There will be plenty of losers if the government shuts down, among them:

  • The Troops: Members of the military will continue to defend our country and fight its battles, and the government will incur an obligation to pay them -- but they won't get their checks until after a budget is signed;

  • Civilian federal workers: Between 800,000 and 1.9 million government employees will be furloughed;

  • American investors: It will be open season for anyone wanting to defy the Securities and Exchange Commission, because it will be mostly shut down;

  • Tourists: If you are on vacation and want to visit a national park or museum, you won't be able to get through the locked gates; and

  • Old-fashioned tax filers waiting for refunds: If you file a paper return and are expecting a refund -- sorry, you'll have to wait.
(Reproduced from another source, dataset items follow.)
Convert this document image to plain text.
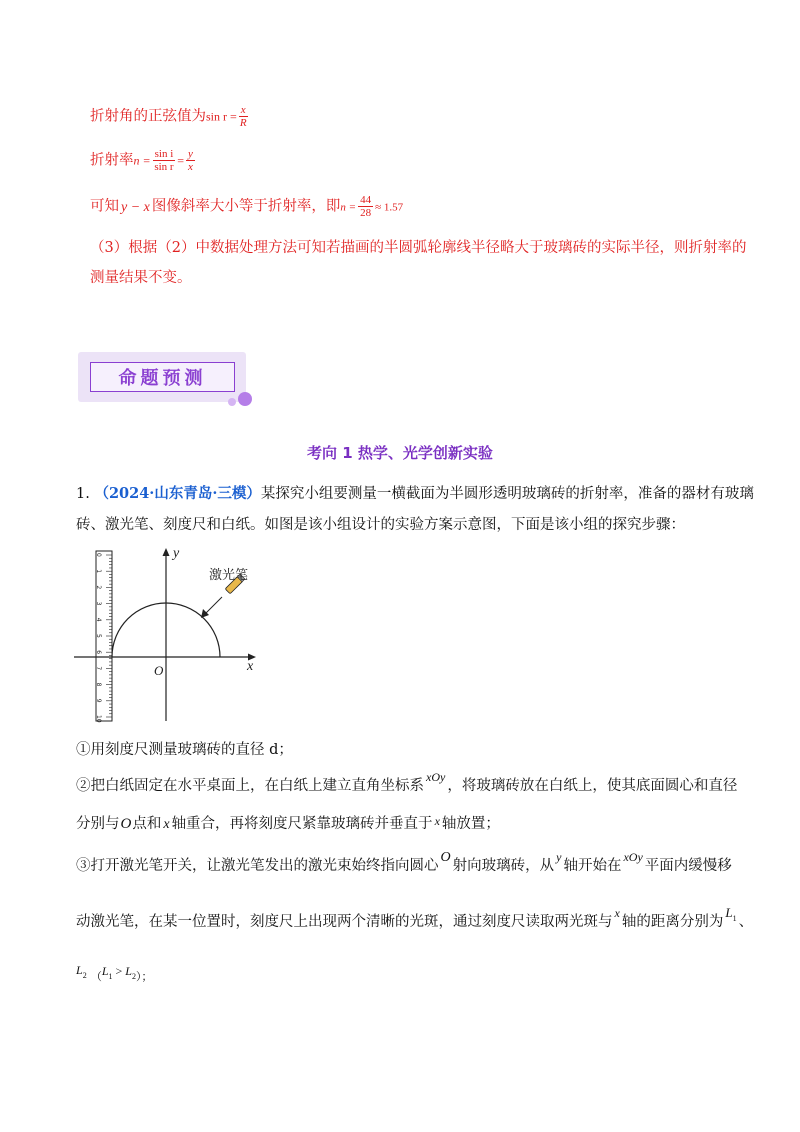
折射角的正弦值为$\sin r = \frac{x}{R}$
折射率$n = \frac{\text{sin i}}{\text{sin r}} = \frac{y}{x}$
可知 y − x 图像斜率大小等于折射率，即$n = \frac{44}{28} \approx 1.57$
（3）根据（2）中数据处理方法可知若描画的半圆弧轮廓线半径略大于玻璃砖的实际半径，则折射率的
测量结果不变。
命题预测
考向 1 热学、光学创新实验
1. （2024·山东青岛·三模）某探究小组要测量一横截面为半圆形透明玻璃砖的折射率，准备的器材有玻璃
砖、激光笔、刻度尺和白纸。如图是该小组设计的实验方案示意图，下面是该小组的探究步骤：
0
1
2
3
4
5
6
7
8
9
10
激光笔
x
y
O
①用刻度尺测量玻璃砖的直径 d；
②把白纸固定在水平桌面上，在白纸上建立直角坐标系$^{xOy}$，将玻璃砖放在白纸上，使其底面圆心和直径
分别与O点和 x 轴重合，再将刻度尺紧靠玻璃砖并垂直于 $^x$ 轴放置；
③打开激光笔开关，让激光笔发出的激光束始终指向圆心O射向玻璃砖，从$^y$轴开始在$^{xOy}$平面内缓慢移
动激光笔，在某一位置时，刻度尺上出现两个清晰的光斑，通过刻度尺读取两光斑与$^x$轴的距离分别为$L_1$ 、
$L_2$ $(L_1 > L_2)$；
For electronic filers; however, payments will still be forthcoming.

  • Consumer-oriented businesses: Companies large and small that rely on average consumers to buy their products and services will see sales slow down as millions of government workers stop drawing salaries and start tightening their belts to ride out the shutdown.

Some of the politicians in Washington may not seem to care much about the repercussions of a shutdown. But they do care about themselves -- and more specifically, how all this will affect their chances of being reelected. In that vein, a new Wall Street Journal/NBC News poll has some interesting results. It suggests that Republicans -- particularly those in the so-called Tea Party wing of the party -- are taking a hit in popularity thanks to the budget battles.

  • 44% of the 1,000 Americans polled had a negative attitude towards the Tea Party, and since January, the percent with very negative feelings about it had jumped from 24% to 30%;

  • The Tea Party has lost ground among its base. The percentage of those saying they support it has fallen from 30% last November to 25% now; and

  • A record 67% of those polled said they don't support the Tea Party.

Why do we have government anyway? It does a good job of running the military, and it has managed to keep payment systems going -- although not as smoothly as I would like. It is also a fairly good protector of consumers from the risks of businesses that might otherwise deliver dangerous products in pursuit of profit. Whether government programs are the best way to pay for health care or retirement expenses isn't clear to me.

But one thing isn't unclear at all: If a government shutdown occurs, it will be a political stunt focused on affecting the 2012 election results. The numbers being battled over will have virtually no impact on reducing America's budget deficit. And if a shutdown lasts for any length of time, it could hurt prospects for solving the biggest problem we face -- getting 13.5 million unemployed Americans back to work.